Benson, whose son was later Judge Benson, of Port Hope, was one of the outstanding Canadians of his generation. He was killed in the great railroad disaster at the Desjardines Canal in 1857.

After his retirement in 1852, a system of Local or Township Superintendents was set up. By 1857, nine men (five in Victoria county and four in Peterborough) were carrying out the duties which he had borne alone.

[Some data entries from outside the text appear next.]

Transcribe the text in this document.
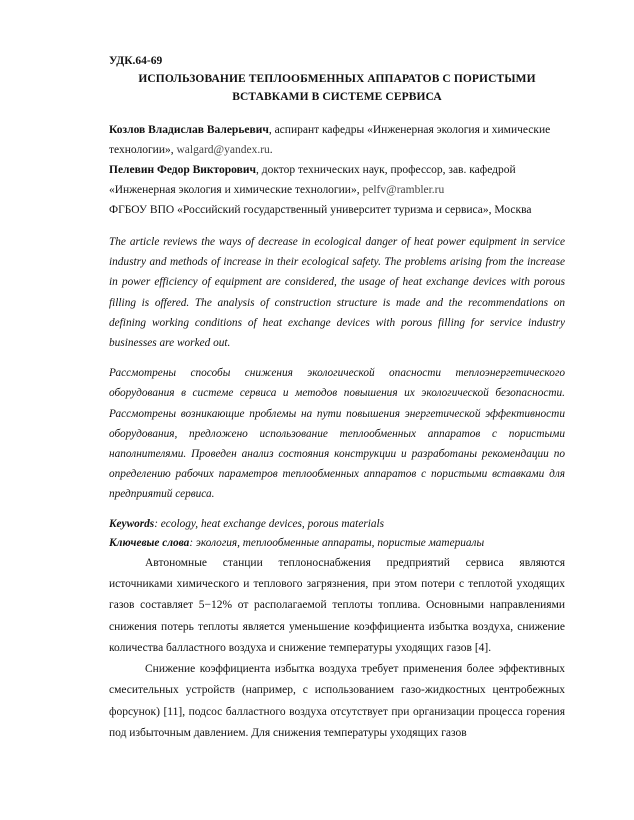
УДК.64-69

ИСПОЛЬЗОВАНИЕ ТЕПЛООБМЕННЫХ АППАРАТОВ С ПОРИСТЫМИ

ВСТАВКАМИ В СИСТЕМЕ СЕРВИСА

Козлов Владислав Валерьевич, аспирант кафедры «Инженерная экология и химические технологии», walgard@yandex.ru.

Пелевин Федор Викторович, доктор технических наук, профессор, зав. кафедрой «Инженерная экология и химические технологии», pelfv@rambler.ru

ФГБОУ ВПО «Российский государственный университет туризма и сервиса», Москва

The article reviews the ways of decrease in ecological danger of heat power equipment in service industry and methods of increase in their ecological safety. The problems arising from the increase in power efficiency of equipment are considered, the usage of heat exchange devices with porous filling is offered. The analysis of construction structure is made and the recommendations on defining working conditions of heat exchange devices with porous filling for service industry businesses are worked out.
Рассмотрены способы снижения экологической опасности теплоэнергетического оборудования в системе сервиса и методов повышения их экологической безопасности. Рассмотрены возникающие проблемы на пути повышения энергетической эффективности оборудования, предложено использование теплообменных аппаратов с пористыми наполнителями. Проведен анализ состояния конструкции и разработаны рекомендации по определению рабочих параметров теплообменных аппаратов с пористыми вставками для предприятий сервиса.

Keywords: ecology, heat exchange devices, porous materials

Ключевые слова: экология, теплообменные аппараты, пористые материалы

Автономные станции теплоноснабжения предприятий сервиса являются источниками химического и теплового загрязнения, при этом потери с теплотой уходящих газов составляет 5−12% от располагаемой теплоты топлива. Основными направлениями снижения потерь теплоты является уменьшение коэффициента избытка воздуха, снижение количества балластного воздуха и снижение температуры уходящих газов [4].

Снижение коэффициента избытка воздуха требует применения более эффективных смесительных устройств (например, с использованием газо-жидкостных центробежных форсунок) [11], подсос балластного воздуха отсутствует при организации процесса горения под избыточным давлением. Для снижения температуры уходящих газов
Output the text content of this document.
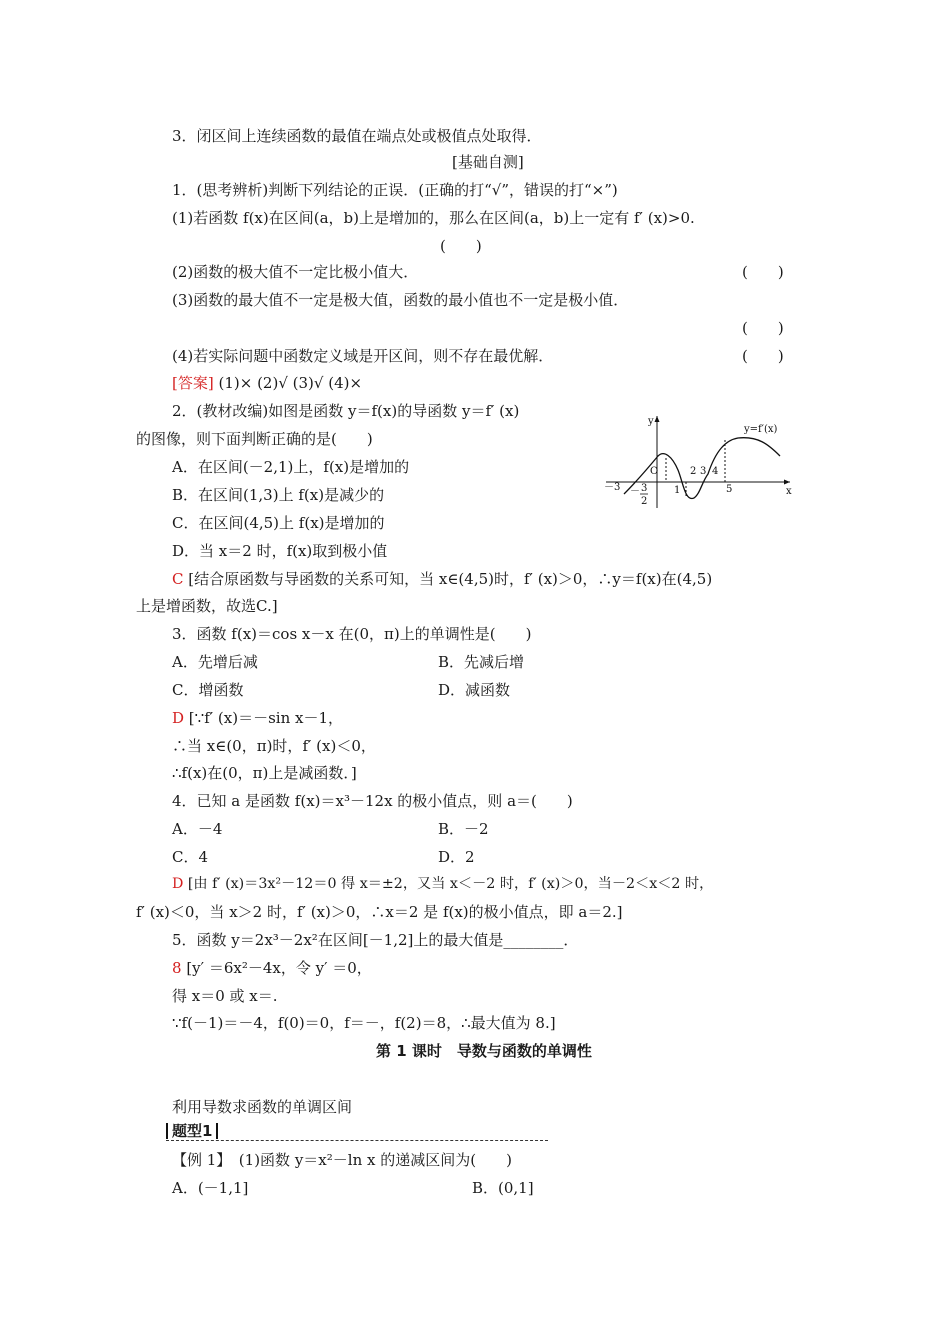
3．闭区间上连续函数的最值在端点处或极值点处取得．
[基础自测]
1．(思考辨析)判断下列结论的正误．(正确的打“√”，错误的打“×”)
(1)若函数 f(x)在区间(a，b)上是增加的，那么在区间(a，b)上一定有 f′ (x)>0.
(　　)
(2)函数的极大值不一定比极小值大．	(　　)
(3)函数的最大值不一定是极大值，函数的最小值也不一定是极小值．
(　　)
(4)若实际问题中函数定义域是开区间，则不存在最优解．	(　　)
[答案] (1)× (2)√ (3)√ (4)×
2．(教材改编)如图是函数 y＝f(x)的导函数 y＝f′ (x)
的图像，则下面判断正确的是(　　)
A．在区间(－2,1)上，f(x)是增加的
B．在区间(1,3)上 f(x)是减少的
C．在区间(4,5)上 f(x)是增加的
D．当 x＝2 时，f(x)取到极小值
y
x
y=f′(x)
O
－3 － 3
2
1
2 3 4
5
C [结合原函数与导函数的关系可知，当 x∈(4,5)时，f′ (x)＞0，∴y＝f(x)在(4,5)
上是增函数，故选C.]
3．函数 f(x)＝cos x－x 在(0，π)上的单调性是(　　)
A．先增后减	B．先减后增
C．增函数	D．减函数
D [∵f′ (x)＝－sin x－1，
∴当 x∈(0，π)时，f′ (x)＜0，
∴f(x)在(0，π)上是减函数．]
4．已知 a 是函数 f(x)＝x³－12x 的极小值点，则 a＝(　　)
A．－4	B．－2
C．4	D．2
D [由 f′ (x)＝3x²－12＝0 得 x＝±2，又当 x＜－2 时，f′ (x)＞0，当－2＜x＜2 时，
f′ (x)＜0，当 x＞2 时，f′ (x)＞0，∴x＝2 是 f(x)的极小值点，即 a＝2.]
5．函数 y＝2x³－2x²在区间[－1,2]上的最大值是________．
8 [y′ ＝6x²－4x，令 y′ ＝0，
得 x＝0 或 x＝.
∵f(－1)＝－4，f(0)＝0，f＝－，f(2)＝8，∴最大值为 8.]
第 1 课时　导数与函数的单调性
利用导数求函数的单调区间
题型1
【例 1】　(1)函数 y＝x²－ln x 的递减区间为(　　)
A．(－1,1]	B．(0,1]
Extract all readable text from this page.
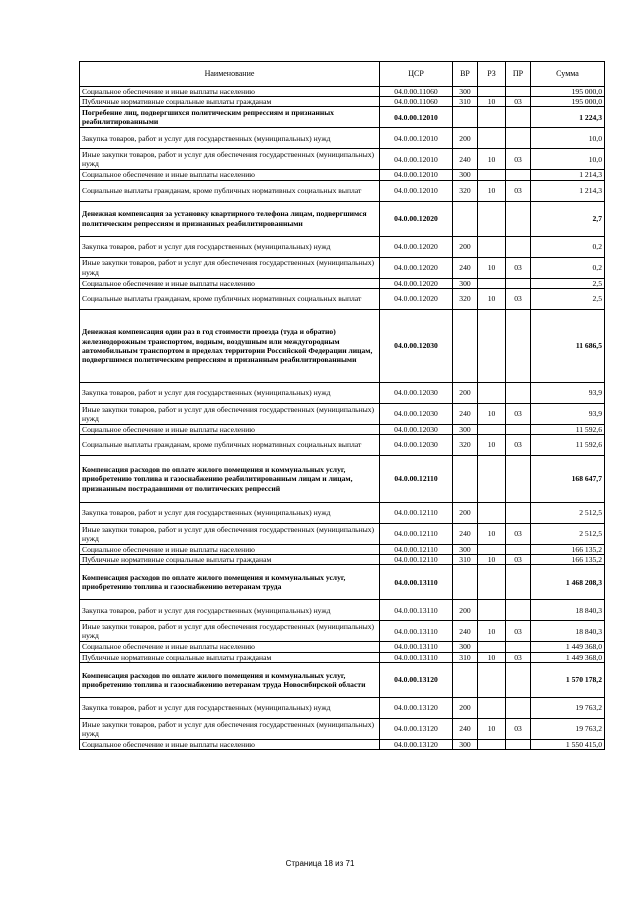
Наименование	ЦСР	ВР	РЗ	ПР	Сумма
Социальное обеспечение и иные выплаты населению	04.0.00.11060	300			195 000,0
Публичные нормативные социальные выплаты гражданам	04.0.00.11060	310	10	03	195 000,0
Погребение лиц, подвергшихся политическим репрессиям и признанных реабилитированными	04.0.00.12010				1 224,3
Закупка товаров, работ и услуг для государственных (муниципальных) нужд	04.0.00.12010	200			10,0
Иные закупки товаров, работ и услуг для обеспечения государственных (муниципальных) нужд	04.0.00.12010	240	10	03	10,0
Социальное обеспечение и иные выплаты населению	04.0.00.12010	300			1 214,3
Социальные выплаты гражданам, кроме публичных нормативных социальных выплат	04.0.00.12010	320	10	03	1 214,3
Денежная компенсация за установку квартирного телефона лицам, подвергшимся политическим репрессиям и признанных реабилитированными	04.0.00.12020				2,7
Закупка товаров, работ и услуг для государственных (муниципальных) нужд	04.0.00.12020	200			0,2
Иные закупки товаров, работ и услуг для обеспечения государственных (муниципальных) нужд	04.0.00.12020	240	10	03	0,2
Социальное обеспечение и иные выплаты населению	04.0.00.12020	300			2,5
Социальные выплаты гражданам, кроме публичных нормативных социальных выплат	04.0.00.12020	320	10	03	2,5
Денежная компенсация один раз в год стоимости проезда (туда и обратно) железнодорожным транспортом, водным, воздушным или междугородным автомобильным транспортом в пределах территории Российской Федерации лицам, подвергшимся политическим репрессиям и признанным реабилитированными	04.0.00.12030				11 686,5
Закупка товаров, работ и услуг для государственных (муниципальных) нужд	04.0.00.12030	200			93,9
Иные закупки товаров, работ и услуг для обеспечения государственных (муниципальных) нужд	04.0.00.12030	240	10	03	93,9
Социальное обеспечение и иные выплаты населению	04.0.00.12030	300			11 592,6
Социальные выплаты гражданам, кроме публичных нормативных социальных выплат	04.0.00.12030	320	10	03	11 592,6
Компенсация расходов по оплате жилого помещения и коммунальных услуг, приобретению топлива и газоснабжению реабилитированным лицам и лицам, признанным пострадавшими от политических репрессий	04.0.00.12110				168 647,7
Закупка товаров, работ и услуг для государственных (муниципальных) нужд	04.0.00.12110	200			2 512,5
Иные закупки товаров, работ и услуг для обеспечения государственных (муниципальных) нужд	04.0.00.12110	240	10	03	2 512,5
Социальное обеспечение и иные выплаты населению	04.0.00.12110	300			166 135,2
Публичные нормативные социальные выплаты гражданам	04.0.00.12110	310	10	03	166 135,2
Компенсация расходов по оплате жилого помещения и коммунальных услуг, приобретению топлива и газоснабжению ветеранам труда	04.0.00.13110				1 468 208,3
Закупка товаров, работ и услуг для государственных (муниципальных) нужд	04.0.00.13110	200			18 840,3
Иные закупки товаров, работ и услуг для обеспечения государственных (муниципальных) нужд	04.0.00.13110	240	10	03	18 840,3
Социальное обеспечение и иные выплаты населению	04.0.00.13110	300			1 449 368,0
Публичные нормативные социальные выплаты гражданам	04.0.00.13110	310	10	03	1 449 368,0
Компенсация расходов по оплате жилого помещения и коммунальных услуг, приобретению топлива и газоснабжению ветеранам труда Новосибирской области	04.0.00.13120				1 570 178,2
Закупка товаров, работ и услуг для государственных (муниципальных) нужд	04.0.00.13120	200			19 763,2
Иные закупки товаров, работ и услуг для обеспечения государственных (муниципальных) нужд	04.0.00.13120	240	10	03	19 763,2
Социальное обеспечение и иные выплаты населению	04.0.00.13120	300			1 550 415,0
Страница 18 из 71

In 1857, Local Superintendents in Victoria were as follows :---Rev. Wm. Briden, Omenee, supervising Emily, with 14 schools; A. Lacourse, Lindsay, supervising Ops, with 10 schools; W.H. McLauchlin, Oakwood, supervising Mariposa, with 20 schools; Peter H. Clark, M.D., Woodville, supervising Eldon, with 6 schools; Rev. Daniel Wright, Fenelon Falls, supervising Fenelon, Verulam, Somerville and Bexley, with 10 schools. Some 4022 children were attending school, of whom 2177 were boys and 1845 girls. Of the 47 schoolhouses, 35 were log, 11 frame and 1 brick. Some 39 schools were free, and 16 partly free. All the teachers held qualifying certificates. The [Con’t. p. 9] average length of the school term was 11 months, 26 days. There had been 422 visits made during the year, chiefly by trustees and clergymen. No common school in the county was teaching Canadian history, but 12 were giving instruction in algebra and 7 in geometry.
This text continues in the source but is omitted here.